The new PCN DES- What is it and should I be worried?

The new PCN DES- What is it and should I be worried?
posted 06 February 2020 in category General

This winter has brought an additional challenge for general practice. It appeared in the form of the draft outline of the Network Contract Direct Enhanced Service (the DES, for short).  

The DES was published in December 2019, ahead of rollout from April 2020, and has caused plenty of concern. And yet it could be a step closer to the holy grail: making everyone who works in general practice less busy, eventually, or at least containing rising workloads. 

The DES aims for real change through the introduction of Primary Care Networks (PCNs). A PCN is a group of general practices banding together with other local community services to provide care collaboratively. PCNs will receive additional funding to hire new roles. They will also, however, be expected to deliver seven new service specifications:  

  • Structured Medication Reviews and Optimisation 

  • Enhanced Health in Care Homes (jointly with community services providers) 

  • Anticipatory Care (jointly with community services providers) 

  • Personalised Care 

  • Supporting Early Cancer Diagnosis 

  • Cardiovascular disease case-finding  

  • Locally agreed action to tackle inequalities 

Many people are, understandably, worried about this. The DES states that ‘there has been an enthusiastic response to PCNs across the country: over 99% of practices have signed up to participating’. This is true, but with so much funding tied into the new arrangements, they would be difficult to turn down. We hear during our work with clients and partners that some GPs have concerns about the level of clinical and financial responsibility they are adopting as the new leaders of large organisations, rather than of just their own practices. They also worry about the amount of time it will take to set up yet another organisational structure, when they do not have enough to do their day jobs as it is.
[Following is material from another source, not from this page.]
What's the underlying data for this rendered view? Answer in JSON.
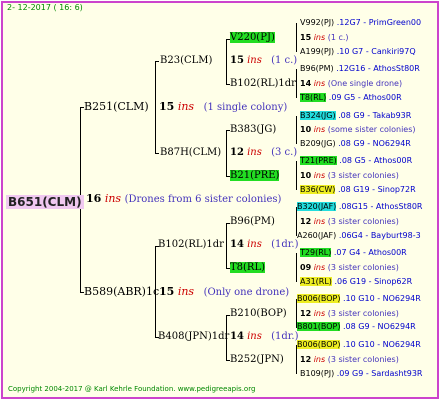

They feel that, as part of a larger network, they will lose the autonomy they currently value in their roles. And some patients are worried they will lose their personal connection with their local GP practice, and will no longer be able to see their preferred doctor. 

PCNs are designed to be centred around a local population of 30,000 – 50,000, so the local connection should remain strong. Arguably, PCNs should also give general practice a stronger voice in the health and care system than any individual practice could have alone. At a time when many small practices are closing, working in PCNs may also allow GPs to preserve their autonomy as individual practices, whereas alternative models of primary care at scale might require GPs to join providers as salaried employees. 
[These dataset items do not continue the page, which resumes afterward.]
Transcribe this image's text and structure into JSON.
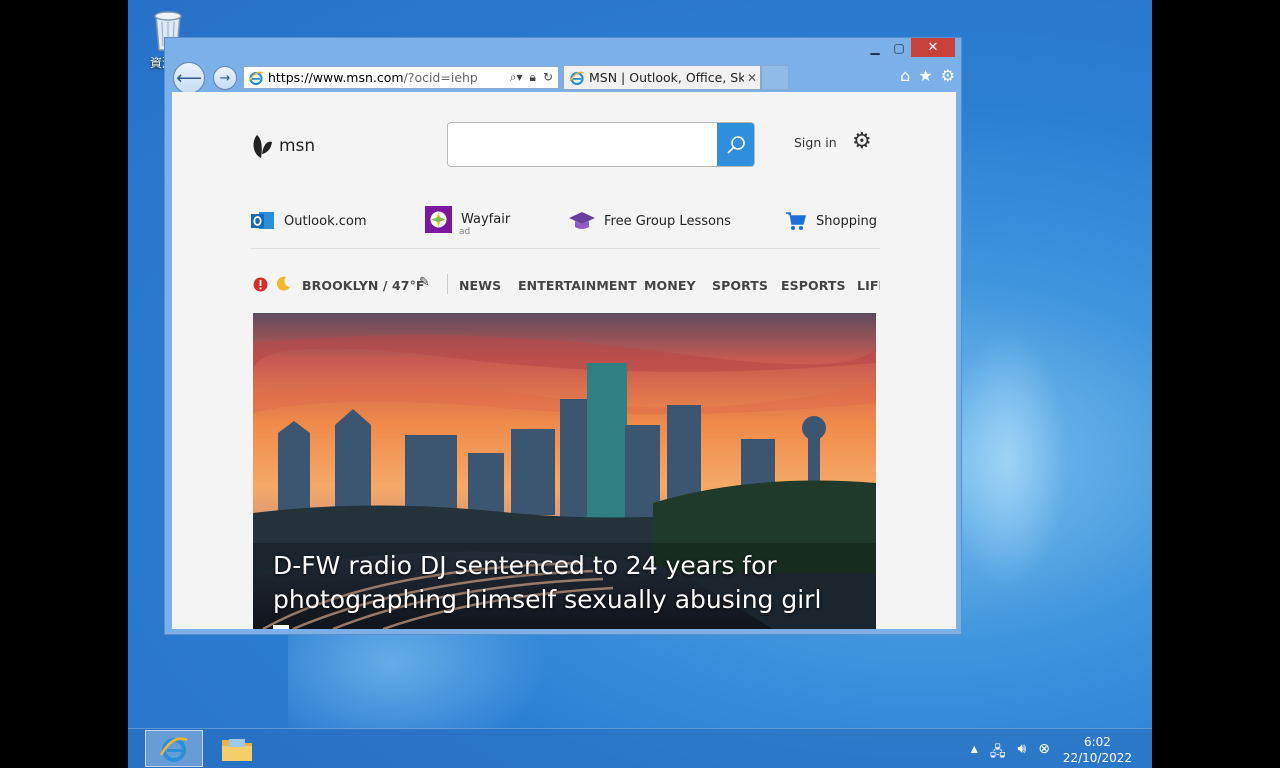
{
  "desktop": {
    "recycle_bin_label": "資源回"
  },
  "window": {
    "caption": {
      "minimize": "▁",
      "maximize": "▢",
      "close": "✕"
    },
    "address": {
      "url_host": "https://www.msn.com",
      "url_rest": "/?ocid=iehp"
    },
    "tab": {
      "title": "MSN | Outlook, Office, Sk...",
      "close": "✕"
    }
  },
  "msn": {
    "logo_text": "msn",
    "search_placeholder": "",
    "sign_in": "Sign in",
    "quick_links": [
      {
        "label": "Outlook.com",
        "icon": "outlook-icon"
      },
      {
        "label": "Wayfair",
        "badge": "ad",
        "icon": "wayfair-icon"
      },
      {
        "label": "Free Group Lessons",
        "icon": "graduation-cap-icon"
      },
      {
        "label": "Shopping",
        "icon": "shopping-cart-icon"
      }
    ],
    "weather": "BROOKLYN / 47°F",
    "nav": [
      "NEWS",
      "ENTERTAINMENT",
      "MONEY",
      "SPORTS",
      "ESPORTS",
      "LIFE"
    ],
    "hero": {
      "headline": "D-FW radio DJ sentenced to 24 years for photographing himself sexually abusing girl"
    }
  },
  "taskbar": {
    "clock_time": "6:02",
    "clock_date": "22/10/2022"
  },
  "colors": {
    "accent": "#2f8fdc",
    "close_button": "#c7423d",
    "alert": "#d0312d"
  }
}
Practitioners and patients are nevertheless right to be worried about finding the time to actually do all this. The Kings Fund has warned that ‘the scale and complexity of the implementation and leadership challenge should not be underestimated’. Although GP practices in many areas have experience of collaboration through working in networks or federations, and in ICS development, delivering all primary care services as one integrated system will be a step change. And all the other ongoing challenges – recruitment, retention, workload, rising incidence of complex long-term conditions – will need continual attention, of course, while change is implemented at the same time.  

With additional resource (as promised in the DES), and real commitment on the ground, however, implementation successes are possible. We can see this by looking at the most pertinent precursor to the PCN rollout, the Primary Care Home model (PCH). Some areas have seen real improvements since integrating, such as St Austell in Cornwall. In St Austell, one of the four practices in the town was struggling financially and had to hand back its contract. To deal with the resulting influx of patients, the other three merged into a PCH. Collaborating allowed the PCH to address old challenges in new ways, such as tackling inactivity through social prescribing. The PCH’s social prescribing was popular and expanded. It now includes a community matron, a social prescribing navigator, and services ranging from horticulture to art to employment support. GPs in the practices report that forming the PCH has been ‘an overwhelmingly positive experience’.   
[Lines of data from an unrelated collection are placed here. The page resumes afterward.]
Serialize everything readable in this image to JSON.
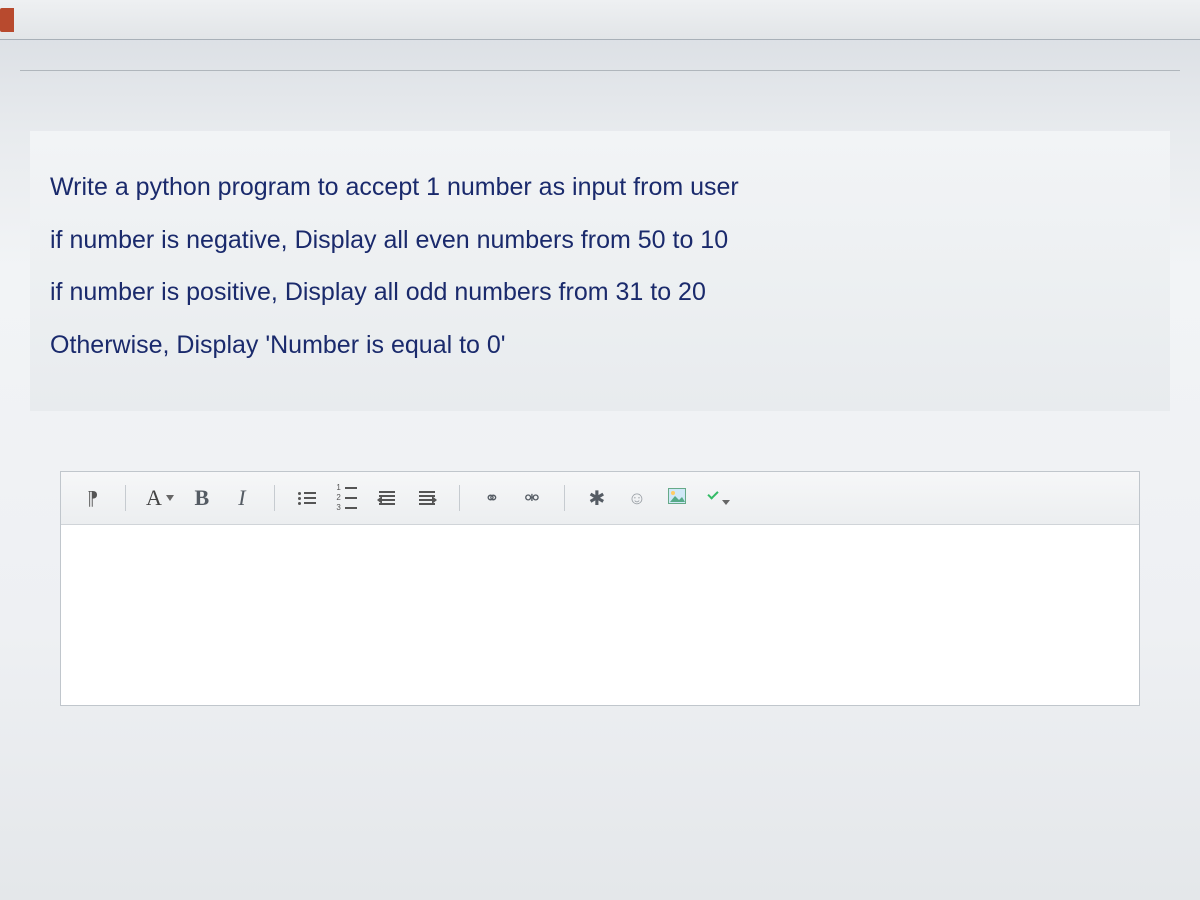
{
  "question": {
    "lines": [
      "Write a python program to accept 1 number as input from user",
      "if number is negative, Display all even numbers from 50 to 10",
      "if number is positive, Display all odd numbers from 31 to 20",
      "Otherwise, Display 'Number is equal to 0'"
    ]
  },
  "toolbar": {
    "paragraph_symbol": "¶",
    "font_label": "A",
    "bold_label": "B",
    "italic_label": "I",
    "link_symbol": "⚭",
    "unlink_symbol": "⚮",
    "mashup_symbol": "✱",
    "smile_symbol": "☺"
  }
}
Given the level of pressure in the system at present, we feel that it is more important than ever to realise the opportunities contained the next phase of the integration agenda. We will be working closely with our clients in the run up to April 2020 and beyond to support them to make the best of becoming PCNs. And we recommend reading the DES yourself in the meantime, if you get a minute, whatever your role in the system is. Because it will take everyone – doctors, practice managers, nurses, pharmacists and more – to make PCNs a success.